‘He was brought back from the edge’: The comedy legend was in eight days in a medically induced coma during the health crisis.
Chevy Chase experienced a “life-threatening” heart failure that led to him being put into an medically induced coma in 2021, according to a recent documentary about the American actor and comedian.
Featured in I’m Chevy Chase and You’re Not, the star of films such as Caddyshack and the National Lampoon series, who emceed the Oscars on two occasions, was hospitalized for five full weeks in the medical facility.

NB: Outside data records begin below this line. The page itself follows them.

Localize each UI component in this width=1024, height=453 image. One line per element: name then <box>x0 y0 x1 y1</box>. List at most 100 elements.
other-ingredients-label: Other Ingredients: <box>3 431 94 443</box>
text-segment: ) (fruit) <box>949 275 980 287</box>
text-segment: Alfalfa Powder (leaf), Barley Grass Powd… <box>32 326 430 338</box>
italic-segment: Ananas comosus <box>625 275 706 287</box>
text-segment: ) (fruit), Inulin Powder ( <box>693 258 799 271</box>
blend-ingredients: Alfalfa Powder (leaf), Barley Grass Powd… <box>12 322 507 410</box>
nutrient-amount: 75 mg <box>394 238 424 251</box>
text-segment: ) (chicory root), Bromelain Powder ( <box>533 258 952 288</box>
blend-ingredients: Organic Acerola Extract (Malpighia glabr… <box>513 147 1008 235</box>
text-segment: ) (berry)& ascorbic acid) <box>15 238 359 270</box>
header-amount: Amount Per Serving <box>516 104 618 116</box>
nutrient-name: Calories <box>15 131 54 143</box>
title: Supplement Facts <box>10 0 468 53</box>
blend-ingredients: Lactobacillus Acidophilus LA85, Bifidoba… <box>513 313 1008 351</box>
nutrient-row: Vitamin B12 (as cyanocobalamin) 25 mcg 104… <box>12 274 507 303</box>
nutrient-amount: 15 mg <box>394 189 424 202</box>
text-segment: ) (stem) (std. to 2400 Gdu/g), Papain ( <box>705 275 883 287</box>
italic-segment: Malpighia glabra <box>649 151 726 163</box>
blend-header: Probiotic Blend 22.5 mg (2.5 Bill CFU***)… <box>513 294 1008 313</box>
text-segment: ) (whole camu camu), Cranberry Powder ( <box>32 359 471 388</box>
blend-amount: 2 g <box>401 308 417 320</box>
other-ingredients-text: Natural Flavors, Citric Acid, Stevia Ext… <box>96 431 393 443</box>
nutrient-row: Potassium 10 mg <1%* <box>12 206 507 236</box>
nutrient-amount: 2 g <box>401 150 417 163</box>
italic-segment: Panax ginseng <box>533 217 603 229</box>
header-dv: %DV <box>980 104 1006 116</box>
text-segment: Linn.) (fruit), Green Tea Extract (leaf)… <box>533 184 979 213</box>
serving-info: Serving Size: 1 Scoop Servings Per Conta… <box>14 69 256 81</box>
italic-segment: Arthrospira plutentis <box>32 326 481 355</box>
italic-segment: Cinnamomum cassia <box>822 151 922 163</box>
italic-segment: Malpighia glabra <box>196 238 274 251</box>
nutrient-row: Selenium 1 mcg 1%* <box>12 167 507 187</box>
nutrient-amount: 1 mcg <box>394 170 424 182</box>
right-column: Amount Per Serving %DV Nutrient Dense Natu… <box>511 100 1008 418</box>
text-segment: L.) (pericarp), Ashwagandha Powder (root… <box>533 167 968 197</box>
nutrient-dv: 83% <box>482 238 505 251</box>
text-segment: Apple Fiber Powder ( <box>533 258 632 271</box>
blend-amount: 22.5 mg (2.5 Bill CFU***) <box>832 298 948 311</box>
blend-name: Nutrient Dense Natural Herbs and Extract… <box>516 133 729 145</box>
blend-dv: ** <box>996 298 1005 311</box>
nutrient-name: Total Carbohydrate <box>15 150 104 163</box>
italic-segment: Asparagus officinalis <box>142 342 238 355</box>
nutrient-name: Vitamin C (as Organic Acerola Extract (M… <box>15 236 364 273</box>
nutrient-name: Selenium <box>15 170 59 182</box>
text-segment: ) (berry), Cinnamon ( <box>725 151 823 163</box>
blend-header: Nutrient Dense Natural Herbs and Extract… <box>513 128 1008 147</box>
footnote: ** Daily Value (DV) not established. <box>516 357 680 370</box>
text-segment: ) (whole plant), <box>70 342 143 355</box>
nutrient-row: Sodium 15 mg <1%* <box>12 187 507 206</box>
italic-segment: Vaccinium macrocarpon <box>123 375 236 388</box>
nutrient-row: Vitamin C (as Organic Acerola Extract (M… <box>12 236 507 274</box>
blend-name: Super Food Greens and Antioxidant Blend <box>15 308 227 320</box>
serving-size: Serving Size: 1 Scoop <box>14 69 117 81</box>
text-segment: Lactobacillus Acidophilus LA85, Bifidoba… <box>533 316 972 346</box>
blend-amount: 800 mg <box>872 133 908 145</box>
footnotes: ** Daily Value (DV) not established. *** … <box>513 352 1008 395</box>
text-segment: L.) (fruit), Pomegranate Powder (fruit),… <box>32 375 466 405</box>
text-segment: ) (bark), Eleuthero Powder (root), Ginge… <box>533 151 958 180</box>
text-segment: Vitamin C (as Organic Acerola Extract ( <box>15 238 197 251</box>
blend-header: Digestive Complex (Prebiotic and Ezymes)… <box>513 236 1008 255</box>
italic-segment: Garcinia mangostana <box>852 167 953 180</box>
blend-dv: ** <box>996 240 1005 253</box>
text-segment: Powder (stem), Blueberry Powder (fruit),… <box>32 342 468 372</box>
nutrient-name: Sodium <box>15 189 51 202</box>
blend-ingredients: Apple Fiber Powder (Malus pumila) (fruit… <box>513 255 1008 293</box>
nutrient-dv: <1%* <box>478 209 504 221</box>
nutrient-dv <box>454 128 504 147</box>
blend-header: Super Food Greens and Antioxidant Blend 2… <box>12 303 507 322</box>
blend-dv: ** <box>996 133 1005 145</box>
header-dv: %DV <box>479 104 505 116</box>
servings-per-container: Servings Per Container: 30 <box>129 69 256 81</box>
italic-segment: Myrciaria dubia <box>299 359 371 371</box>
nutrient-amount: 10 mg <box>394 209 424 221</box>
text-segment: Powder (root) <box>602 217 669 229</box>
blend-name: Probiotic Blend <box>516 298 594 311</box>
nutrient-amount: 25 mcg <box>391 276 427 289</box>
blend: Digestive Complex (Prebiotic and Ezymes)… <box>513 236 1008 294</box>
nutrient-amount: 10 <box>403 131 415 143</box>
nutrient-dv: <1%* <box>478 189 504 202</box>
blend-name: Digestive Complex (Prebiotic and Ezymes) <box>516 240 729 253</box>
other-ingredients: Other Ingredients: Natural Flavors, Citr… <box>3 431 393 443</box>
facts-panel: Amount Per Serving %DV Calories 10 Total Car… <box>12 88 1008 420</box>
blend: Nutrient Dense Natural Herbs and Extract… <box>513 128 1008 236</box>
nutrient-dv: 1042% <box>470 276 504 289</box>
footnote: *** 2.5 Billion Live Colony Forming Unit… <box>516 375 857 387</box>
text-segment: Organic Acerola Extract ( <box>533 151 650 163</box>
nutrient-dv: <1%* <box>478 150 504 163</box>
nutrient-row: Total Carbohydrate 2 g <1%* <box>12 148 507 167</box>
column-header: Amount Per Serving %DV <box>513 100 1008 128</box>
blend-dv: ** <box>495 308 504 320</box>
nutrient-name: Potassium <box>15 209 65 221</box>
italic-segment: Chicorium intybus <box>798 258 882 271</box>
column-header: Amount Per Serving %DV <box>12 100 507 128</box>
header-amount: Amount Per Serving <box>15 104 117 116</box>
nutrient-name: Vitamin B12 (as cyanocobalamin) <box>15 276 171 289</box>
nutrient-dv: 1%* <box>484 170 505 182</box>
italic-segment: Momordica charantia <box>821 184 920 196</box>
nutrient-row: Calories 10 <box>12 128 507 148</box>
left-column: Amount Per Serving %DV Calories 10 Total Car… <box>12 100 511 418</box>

“Something was wrong, and he was unable to describe to me what was wrong. So, we headed to the ER. His heart gave out. During those years he was drinking, he was diagnosed with cardiomyopathy; when the heart muscles get weaker, and they are unable to pump as much blood through the body with each beat.”
Medical professionals then put him into a coma for over a week, before cautioning his child, his daughter: “He may not recover. We are unsure how present he’ll be. Prepare yourselves for the worst.”
“When he woke up, all he could do was use his voice,” she stated further. “He has essentially come back from the dead.”
He himself has said that he has suffered recall difficulties since his hospital stay, and in the documentary he cannot remember some of his past professional and personal incidents, including a fight with Bill Murray in a Saturday Night Live backstage area.
The comedian noted he was “disappointed” by his omission from the 50th anniversary special of SNL earlier this year, at which he was in the crowd but not on stage.
“Honestly, it was quite upsetting,” he said. “I'm only now voicing this. But I assumed that I should have been on the stage too with all the other actors. When former castmates Garrett Morris and Laraine Newman were called up, I was wondering as to why I was not. I wasn't invited. Why was I left aside?”
The 82-year-old, came close to death in 1980 when he was subjected to an electrical shock on the set of Modern Problems, an incident which precipitated a period of clinical depression.